The Filipino farmers, especially peasants who do not own their land, never had a good break in this country ruled by the oligarchs. Why is hunger an important issue? I’ve written an article, “Kumakalam na Sikmura” in the Journal of Feminist Studies in Religion, which appeared last Fall 2015 issue. Let me share with you some of my reflections on hunger:
Issues of hunger can be compelling for a national vision. The 1987 Philippine Constitution explicitly urges the government to promote a just and dynamic social order that ensures the prosperity and independence of the nation. This social order must also free the people from poverty through policies that provide adequate social services, promote full employment and a rising standard of living, and ensure an improved quality of life for all. This quality of life is characterized by the absence of complications such as hunger.
It is unimaginable to some that in a world where food abounds, so many are hungry.
Hunger affected at least 4.8 million Filipinos families in the third quarter of 2014, an upsurge from the previous year, according to a survey by the Social Weather Stations (SWS). The September 26-29, 2014, poll found the proportion of families experiencing involuntary hunger at least once in the past three months to be 22 percent. Considering that the average family has six members, this means that around 27 million Filipinos, or 15 percent of the country’s total population, experience hunger. Meanwhile, 4.7 percent (970,000 families) regard themselves as being severely hungry, experiencing it “all the time” or “always.” The same survey also reveals that 55 percent of the respondents
considered themselves to be poor; 43 percent or an estimated 9.3 million households considered themselves to be food poor. .Filipino economist. JC Punongbayan claims
that in many developing countries like the Philippines, hunger remains a daily battle for survival. According to official data, the food poor are those people whose incomes fall below the cost of basic food and nutritional requirements. While the share of the population who are food poor decreased from 2006 to 2012, the absolute number of food-poor people has increased, mainly due to population growth.

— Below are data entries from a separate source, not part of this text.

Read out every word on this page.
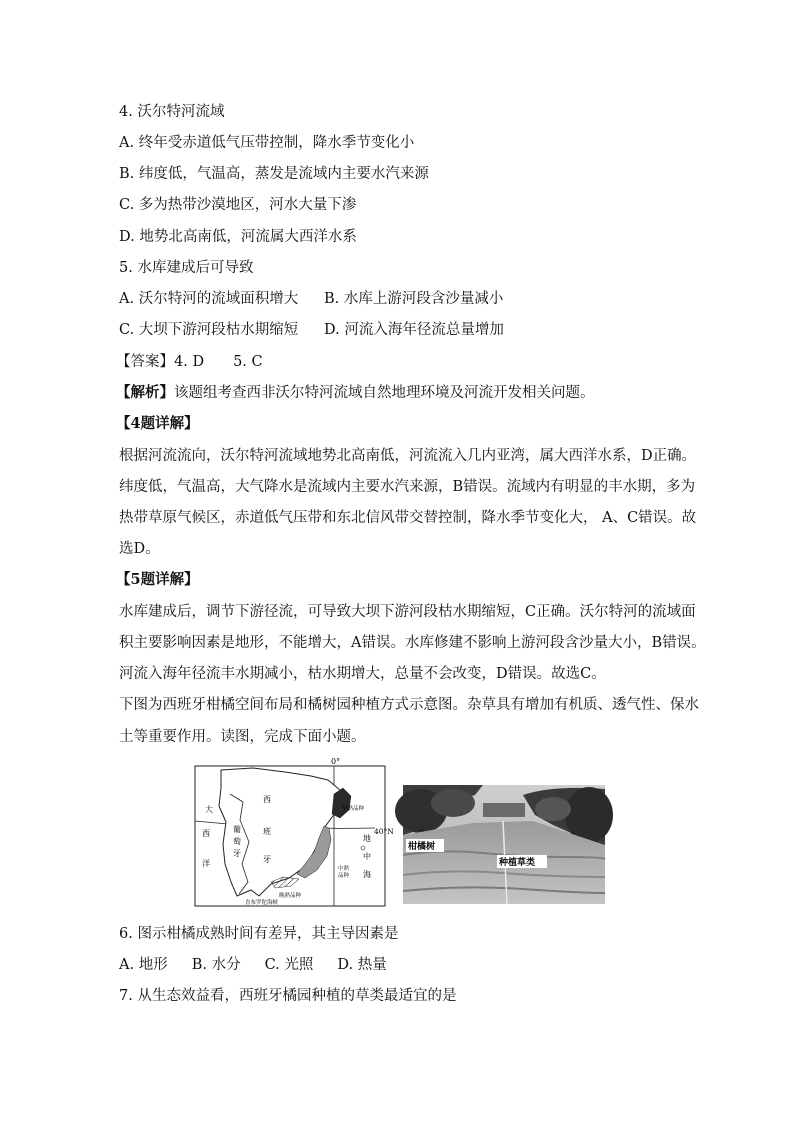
4. 沃尔特河流域
A. 终年受赤道低气压带控制，降水季节变化小
B. 纬度低，气温高，蒸发是流域内主要水汽来源
C. 多为热带沙漠地区，河水大量下渗
D. 地势北高南低，河流属大西洋水系
5. 水库建成后可导致
A. 沃尔特河的流域面积增大 B. 水库上游河段含沙量减小
C. 大坝下游河段枯水期缩短 D. 河流入海年径流总量增加
【答案】4. D　　5. C
【解析】该题组考查西非沃尔特河流域自然地理环境及河流开发相关问题。
【4题详解】
根据河流流向，沃尔特河流域地势北高南低，河流流入几内亚湾，属大西洋水系，D正确。
纬度低，气温高，大气降水是流域内主要水汽来源，B错误。流域内有明显的丰水期，多为
热带草原气候区，赤道低气压带和东北信风带交替控制，降水季节变化大， A、C错误。故
选D。
【5题详解】
水库建成后，调节下游径流，可导致大坝下游河段枯水期缩短，C正确。沃尔特河的流域面
积主要影响因素是地形，不能增大，A错误。水库修建不影响上游河段含沙量大小，B错误。
河流入海年径流丰水期减小，枯水期增大，总量不会改变，D错误。故选C。
下图为西班牙柑橘空间布局和橘树园种植方式示意图。杂草具有增加有机质、透气性、保水
土等重要作用。读图，完成下面小题。
0°
40°N
大
西
洋
葡
萄
牙
西
班
牙
地
中
海
早熟品种
中熟
品种
晚熟品种
直布罗陀海峡
柑橘树
种植草类
6. 图示柑橘成熟时间有差异，其主导因素是
A. 地形 B. 水分 C. 光照 D. 热量
7. 从生态效益看，西班牙橘园种植的草类最适宜的是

Hunger has always been regarded as an economic issue because food touches everything and is the foundation of every economy. In the Philippines, economic indicators are built around the rise and fall of the price of rice, the country’s major food staple. Foods such as rice and fish (and in recent times, noodles) are subject to political strategies of states and households. Food sharing creates solidarity, while food scarcity damages the human community and the human spirit.
Kumakalam na Sikmura as Body in Pain
In everyday life, we are not usually very aware of our bodies. Only in pain does
the body intrude into the consciousness, thereby making its presence felt. The experience of hunger as physiological pain—insistent, clawing, and gnawing—demonstrates the interaction of bodies and the environment. Nancy Scheper-Hughes captures this occurrence best when she declares that a phenomenology of hunger reveals a “horrible human affliction.” It is interesting to note that the Filipino phrase kumakalam na sikmura—literally translated as the “gnawing of the stomach”— refers both to the physiological aspect of hunger as well as the state whenthe stomach “communicates” its needs to the person. When people are chronically hungry, their stomachs are always “crying,” “demanding,” and “insistent.” Kumakalam na sikmura explicitly draws attention to the relationship between the body its owner, and the social and cultural worlds it is part of. To grasp the meaning of pain, it is not enough to look at the body’s presence or absence in the individual’s consciousness. Understanding the language of the body in general and the hungry stomach in particular is only possible if the body is positioned firmly within the cultural symbolism and the context of the social groups it is a part of. Due to its insistence and demand, hunger is the best example of a phenomenon that can demonstrate how the body is real and tangible, but lends itself to symbols and meanings.
History has also shown that masses of individual, hungry bodies, when they recognize the roots of their suffering and organize among themselves, have become catalysts of change. Tragically, they are more often aroused in anger and indignation to fight wars of revolution or liberation against other members of economic/political/cultural bodies within smaller geopolitical zones in the world. Furthermore, Philippine history has shown how these events have resulted in the reorganization of political, economic, and cultural bodies, which
may identify intermediate solutions to address issues of chronic hunger. As mentioned earlier, traditional responses to hunger have revolved around resource allocation. However, while structural changes in political and economic spheres may indeed result in more efficient management systems (political bodies) and economic production systems (economic bodies), they can further cultivate more material consumption, heavily affecting the biogeosphere or environment. These tremendous changes may lead to more competition for scarce resources at the planetary level, as nation-states or regional blocs
emerge. Neocolonial forms of domination may likewise rise from these social systems, which fail to address other causes of human hunger at different levels.This cyclic competition for resources to address hunger at different levels of human existence may intensify further, unless a permanent revolution in the cultural body occurs that proposes to cultivate a state of mental satisfaction with basic ecological necessities for human survival.